Em sua defesa, as empresas argumentaram que os pagamentos da indústria química à importadora se referiam a vendas pretéritas, não a adiantamentos para novas importações. Apresentaram evidências de contratos de financiamento bancário (FINIMP) para importações próprias da empresa importadora e demonstraram margens de lucro nas revendas. Sustentaram que a simples revenda rápida de mercadorias não configura importação por conta e ordem e que a indústria química possuía habilitação no Sistema Integrado de Comércio Exterior (SISCOMEX/Radar) e filiais nos estados com benefícios fiscais, podendo realizar as importações diretamente. As empresas também reiteraram o pedido de realização de perícia técnica contábil, negado em primeira instância administrativa, para comprovar a origem dos recursos e refutar as alegações fiscais.
O voto condutor do acórdão, que prevaleceu e resultou na decisão unânime de mérito, reconheceu que a Fiscalização demonstrou a utilização de recursos da indústria química pela empresa importadora nas operações. Este fato, segundo o relator, subsume-se à presunção estabelecida no artigo 27 da Lei No. 10.637/2002, que determina a consideração da operação como importação por conta e ordem de terceiro para fins específicos, detalhados nos artigos 77 a 81 da Medida Provisória No. 2.158-35/2001, relacionados à sujeição passiva solidária, responsabilidade por infrações, equiparação industrial e incidência de contribuições sociais.

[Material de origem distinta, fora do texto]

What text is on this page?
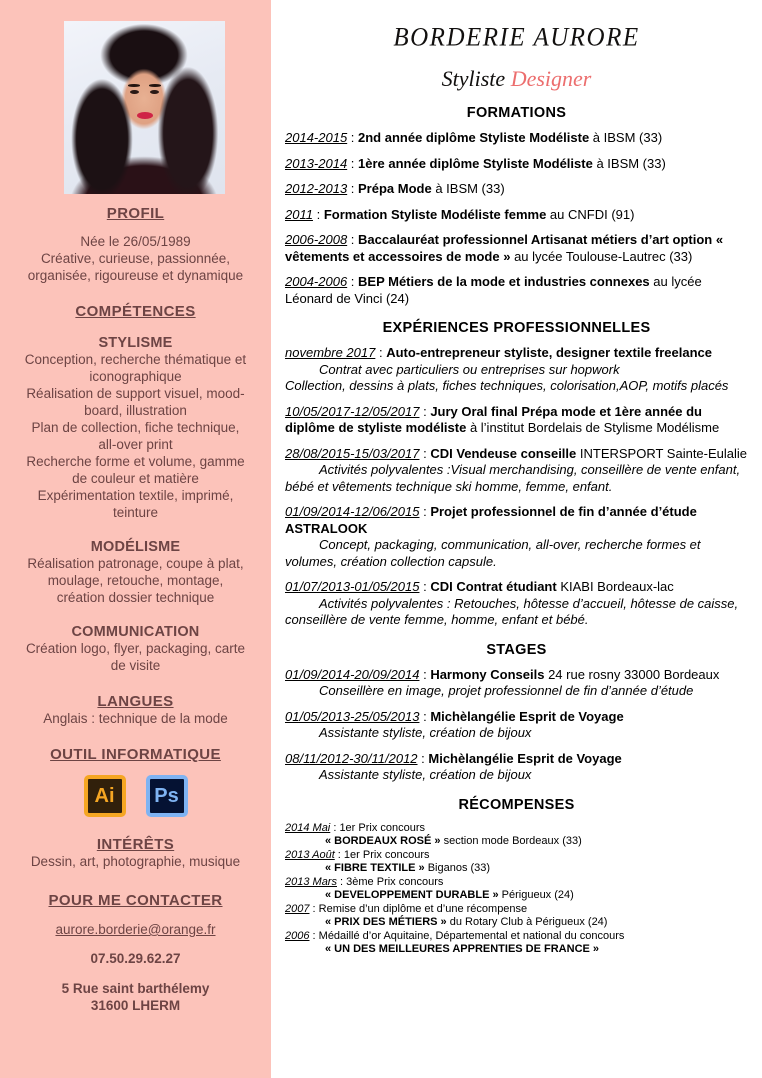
PROFIL
Née le 26/05/1989
Créative, curieuse, passionnée,
organisée, rigoureuse et dynamique
COMPÉTENCES
STYLISME
Conception, recherche thématique et
iconographique
Réalisation de support visuel, mood-
board, illustration
Plan de collection, fiche technique,
all-over print
Recherche forme et volume, gamme
de couleur et matière
Expérimentation textile, imprimé,
teinture
MODÉLISME
Réalisation patronage, coupe à plat,
moulage, retouche, montage,
création dossier technique
COMMUNICATION
Création logo, flyer, packaging, carte
de visite
LANGUES
Anglais : technique de la mode
OUTIL INFORMATIQUE
Ai	Ps
INTÉRÊTS
Dessin, art, photographie, musique
POUR ME CONTACTER
aurore.borderie@orange.fr
07.50.29.62.27
5 Rue saint barthélemy
31600 LHERM
BORDERIE AURORE
Styliste Designer
FORMATIONS

2014-2015 : 2nd année diplôme Styliste Modéliste à IBSM (33)

2013-2014 : 1ère année diplôme Styliste Modéliste à IBSM (33)

2012-2013 : Prépa Mode à IBSM (33)

2011 : Formation Styliste Modéliste femme au CNFDI (91)

2006-2008 : Baccalauréat professionnel Artisanat métiers d’art option « vêtements et accessoires de mode » au lycée Toulouse-Lautrec (33)

2004-2006 : BEP Métiers de la mode et industries connexes au lycée Léonard de Vinci (24)

EXPÉRIENCES PROFESSIONNELLES

novembre 2017 : Auto-entrepreneur styliste, designer textile freelance

Contrat avec particuliers ou entreprises sur hopwork

Collection, dessins à plats, fiches techniques, colorisation,AOP, motifs placés

10/05/2017-12/05/2017 : Jury Oral final Prépa mode et 1ère année du diplôme de styliste modéliste à l’institut Bordelais de Stylisme Modélisme

28/08/2015-15/03/2017 : CDI Vendeuse conseille INTERSPORT Sainte-Eulalie

Activités polyvalentes :Visual merchandising, conseillère de vente enfant, bébé et vêtements technique ski homme, femme, enfant.

01/09/2014-12/06/2015 : Projet professionnel de fin d’année d’étude ASTRALOOK

Concept, packaging, communication, all-over, recherche formes et volumes, création collection capsule.

01/07/2013-01/05/2015 : CDI Contrat étudiant KIABI Bordeaux-lac

Activités polyvalentes : Retouches, hôtesse d’accueil, hôtesse de caisse, conseillère de vente femme, homme, enfant et bébé.

STAGES

01/09/2014-20/09/2014 : Harmony Conseils 24 rue rosny 33000 Bordeaux

Conseillère en image, projet professionnel de fin d’année d’étude

01/05/2013-25/05/2013 : Michèlangélie Esprit de Voyage

Assistante styliste, création de bijoux

08/11/2012-30/11/2012 : Michèlangélie Esprit de Voyage

Assistante styliste, création de bijoux

RÉCOMPENSES

2014 Mai : 1er Prix concours

« BORDEAUX ROSÉ » section mode Bordeaux (33)

2013 Août : 1er Prix concours

« FIBRE TEXTILE » Biganos (33)

2013 Mars : 3ème Prix concours

« DEVELOPPEMENT DURABLE » Périgueux (24)

2007 : Remise d’un diplôme et d’une récompense

« PRIX DES MÉTIERS » du Rotary Club à Périgueux (24)

2006 : Médaillé d’or Aquitaine, Départemental et national du concours

« UN DES MEILLEURES APPRENTIES DE FRANCE »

No entanto, o relator destacou uma distinção crucial: a presunção do artigo 27 da Lei No. 10.637/2002 não é suficiente, por si só, para caracterizar a interposição fraudulenta punível com pena de perdimento ou multa equivalente, prevista no artigo 23, inciso V, do Decreto-Lei No. 1.455/1976. Para a aplicação desta penalidade mais severa, é indispensável a comprovação de fraude ou simulação robusta, que demonstre a intenção de ocultar o real adquirente com o objetivo de obter resultados ilícitos. A Fiscalização não conseguiu apresentar provas contundentes de fraude ou simulação, como a identificação de quem efetivamente negociou as mercadorias no exterior ou a demonstração de ganhos ilícitos específicos, como subfaturamento ou sonegação de tributos internos.

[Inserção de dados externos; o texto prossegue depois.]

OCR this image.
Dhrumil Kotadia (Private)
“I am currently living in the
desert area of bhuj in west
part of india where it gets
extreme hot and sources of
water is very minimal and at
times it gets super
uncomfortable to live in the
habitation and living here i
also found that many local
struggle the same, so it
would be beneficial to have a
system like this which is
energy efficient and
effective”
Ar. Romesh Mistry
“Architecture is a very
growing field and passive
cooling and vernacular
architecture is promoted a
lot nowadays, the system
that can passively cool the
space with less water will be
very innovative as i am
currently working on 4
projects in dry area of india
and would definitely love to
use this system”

A decisão enfatizou que os indícios levantados pela Fiscalização, como notas fiscais sequenciais e venda de todas as mercadorias para a mesma empresa, apenas confirmam que a indústria química era a real adquirente ou encomendante, o que é compatível com a modalidade de importação por conta e ordem, mas não necessariamente com fraude. Sem a prova robusta de que a ocultação do real adquirente teve como objetivo primordial eludir a fiscalização ou arrecadação de tributos de forma fraudulenta, a conduta, embora em desacordo com as regras de declaração, não se enquadra no tipo infracional de interposição *fraudulenta*. O colegiado concluiu que, embora as operações tenham sido realizadas com recursos de terceiro, a ausência de fraude ou simulação comprovada inviabiliza a aplicação da multa por interposição fraudulenta.